Hybrid Nanophotonics

TL;DR

This paper reviews the development and properties of hybrid metal-dielectric nanostructures, highlighting their advantages over pure plasmonic systems for applications in sensing, light control, and nonlinear optics.

Contribution

It provides a comprehensive overview of the current theoretical and experimental progress in hybrid nanostructures, emphasizing their practical advantages and potential applications.

Findings

Hybrid nanostructures exhibit moderate dissipative losses.

They demonstrate resonant optical magnetic responses.

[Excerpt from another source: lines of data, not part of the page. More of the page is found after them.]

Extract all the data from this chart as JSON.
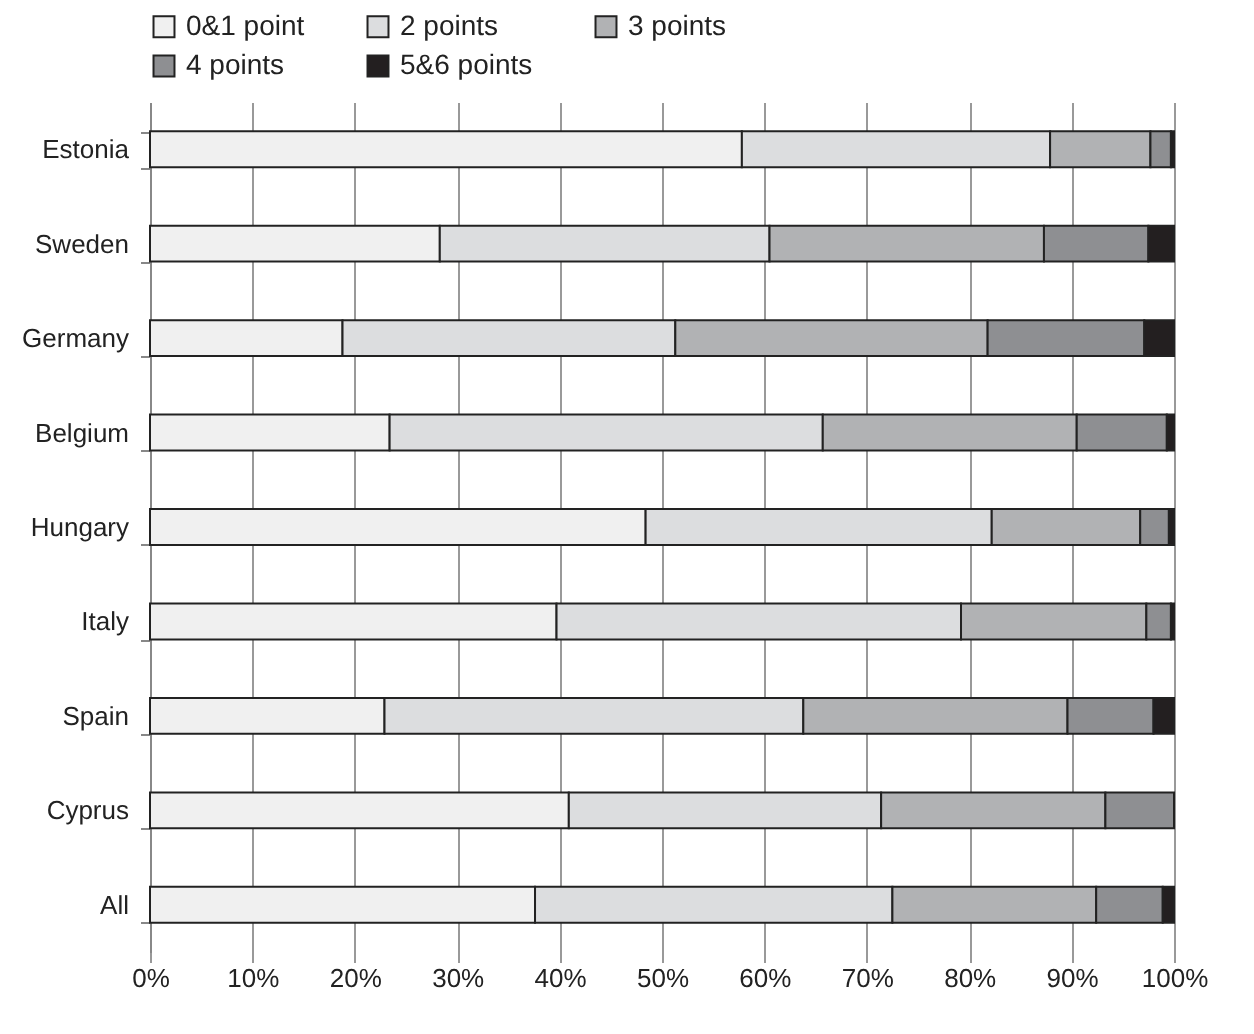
{
  "chart_data": {
    "type": "bar",
    "orientation": "horizontal",
    "stacked": true,
    "categories": [
      "Estonia",
      "Sweden",
      "Germany",
      "Belgium",
      "Hungary",
      "Italy",
      "Spain",
      "Cyprus",
      "All"
    ],
    "series": [
      {
        "name": "0&1 point",
        "color": "#f0f0f0",
        "values": [
          57.8,
          28.3,
          18.8,
          23.4,
          48.4,
          39.7,
          22.9,
          40.9,
          37.6
        ]
      },
      {
        "name": "2 points",
        "color": "#dcdddf",
        "values": [
          30.1,
          32.2,
          32.5,
          42.3,
          33.8,
          39.5,
          40.9,
          30.5,
          34.9
        ]
      },
      {
        "name": "3 points",
        "color": "#b1b2b4",
        "values": [
          9.8,
          26.8,
          30.5,
          24.8,
          14.5,
          18.1,
          25.8,
          21.9,
          19.9
        ]
      },
      {
        "name": "4 points",
        "color": "#8e8f92",
        "values": [
          2.0,
          10.2,
          15.3,
          8.8,
          2.8,
          2.4,
          8.4,
          6.7,
          6.5
        ]
      },
      {
        "name": "5&6 points",
        "color": "#231f20",
        "values": [
          0.3,
          2.5,
          2.9,
          0.7,
          0.5,
          0.3,
          2.0,
          0,
          1.1
        ]
      }
    ],
    "xlim": [
      0,
      100
    ],
    "xticks": [
      {
        "value": 0,
        "label": "0%"
      },
      {
        "value": 10,
        "label": "10%"
      },
      {
        "value": 20,
        "label": "20%"
      },
      {
        "value": 30,
        "label": "30%"
      },
      {
        "value": 40,
        "label": "40%"
      },
      {
        "value": 50,
        "label": "50%"
      },
      {
        "value": 60,
        "label": "60%"
      },
      {
        "value": 70,
        "label": "70%"
      },
      {
        "value": 80,
        "label": "80%"
      },
      {
        "value": 90,
        "label": "90%"
      },
      {
        "value": 100,
        "label": "100%"
      }
    ],
    "grid": "x",
    "legend": "top"
  }
}
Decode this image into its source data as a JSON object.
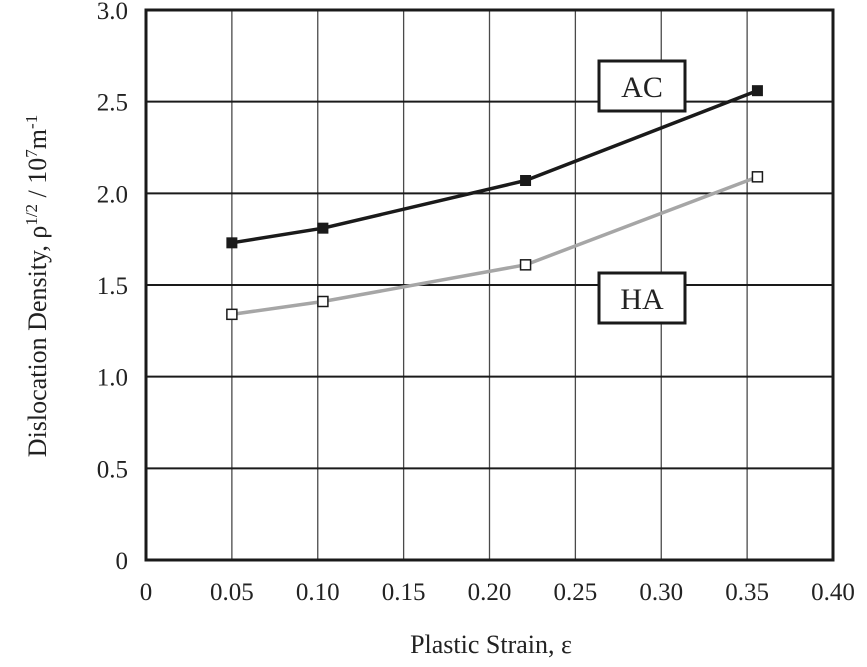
{
  "chart_data": {
    "type": "line",
    "title": "",
    "xlabel": "Plastic Strain, ε",
    "ylabel": {
      "base": "Dislocation Density, ρ",
      "exp1": "1/2",
      "mid": " / 10",
      "exp2": "7",
      "unit": "m",
      "exp3": "-1"
    },
    "xlim": [
      0,
      0.4
    ],
    "ylim": [
      0,
      3.0
    ],
    "x_ticks": [
      "0",
      "0.05",
      "0.10",
      "0.15",
      "0.20",
      "0.25",
      "0.30",
      "0.35",
      "0.40"
    ],
    "y_ticks": [
      "0",
      "0.5",
      "1.0",
      "1.5",
      "2.0",
      "2.5",
      "3.0"
    ],
    "grid": true,
    "series": [
      {
        "name": "AC",
        "color": "#1a1a1a",
        "marker": "filled-square",
        "x": [
          0.05,
          0.103,
          0.221,
          0.356
        ],
        "y": [
          1.73,
          1.81,
          2.07,
          2.56
        ]
      },
      {
        "name": "HA",
        "color": "#a6a6a6",
        "marker": "open-square",
        "x": [
          0.05,
          0.103,
          0.221,
          0.356
        ],
        "y": [
          1.34,
          1.41,
          1.61,
          2.09
        ]
      }
    ]
  }
}
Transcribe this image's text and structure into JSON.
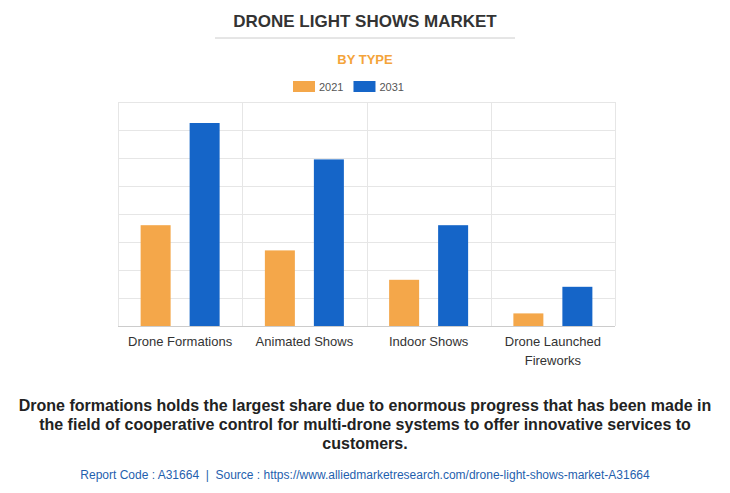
{
  "chart_data": {
    "type": "bar",
    "title": "DRONE LIGHT SHOWS MARKET",
    "subtitle": "BY TYPE",
    "categories": [
      "Drone Formations",
      "Animated Shows",
      "Indoor Shows",
      "Drone Launched Fireworks"
    ],
    "series": [
      {
        "name": "2021",
        "color": "#f4a74a",
        "values": [
          3.6,
          2.7,
          1.65,
          0.45
        ]
      },
      {
        "name": "2031",
        "color": "#1565c8",
        "values": [
          7.25,
          5.95,
          3.6,
          1.4
        ]
      }
    ],
    "ylim": [
      0,
      8
    ],
    "yticks": [
      0,
      1,
      2,
      3,
      4,
      5,
      6,
      7,
      8
    ],
    "grid": true,
    "tick_labels": "x",
    "legend": "top",
    "caption": "Drone formations holds the largest share due to enormous progress that has been made in the field of cooperative control for multi-drone systems to offer innovative services to customers.",
    "source": "Report Code : A31664  |  Source : https://www.alliedmarketresearch.com/drone-light-shows-market-A31664"
  }
}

They enable control of light propagation and harmonic generation.

Abstract

Advances in the field of plasmonics, that is, nanophotonics based on optical properties of metal nanostructures, paved the way for the development of ultrasensitive biological sensors and other devices whose operating principles are based on localization of an electromagnetic field at the nanometer scale. However, high dissipative losses of metal nanostructures limit their performance in many modern areas, including metasurfaces, metamaterials, and optical interconnections, which required the development of new devices that combine them with high refractive index dielectric nanoparticles. Resulting metal-dielectric (hybrid) nanostructures demonstrated many superior properties from the point of view of practical application, including moderate dissipative losses, resonant optical magnetic response, strong nonlinear optical properties, which made the development in this field the vanguard of the modern light science. This review is devoted to the current state of theoretical and experimental studies of hybrid metal-dielectric nanoantennas and nanostructures based on them, capable of selective scattering light waves, amplifying and transmitting optical signals in the desired direction, controlling the propagation of such signals, and generating optical harmonics.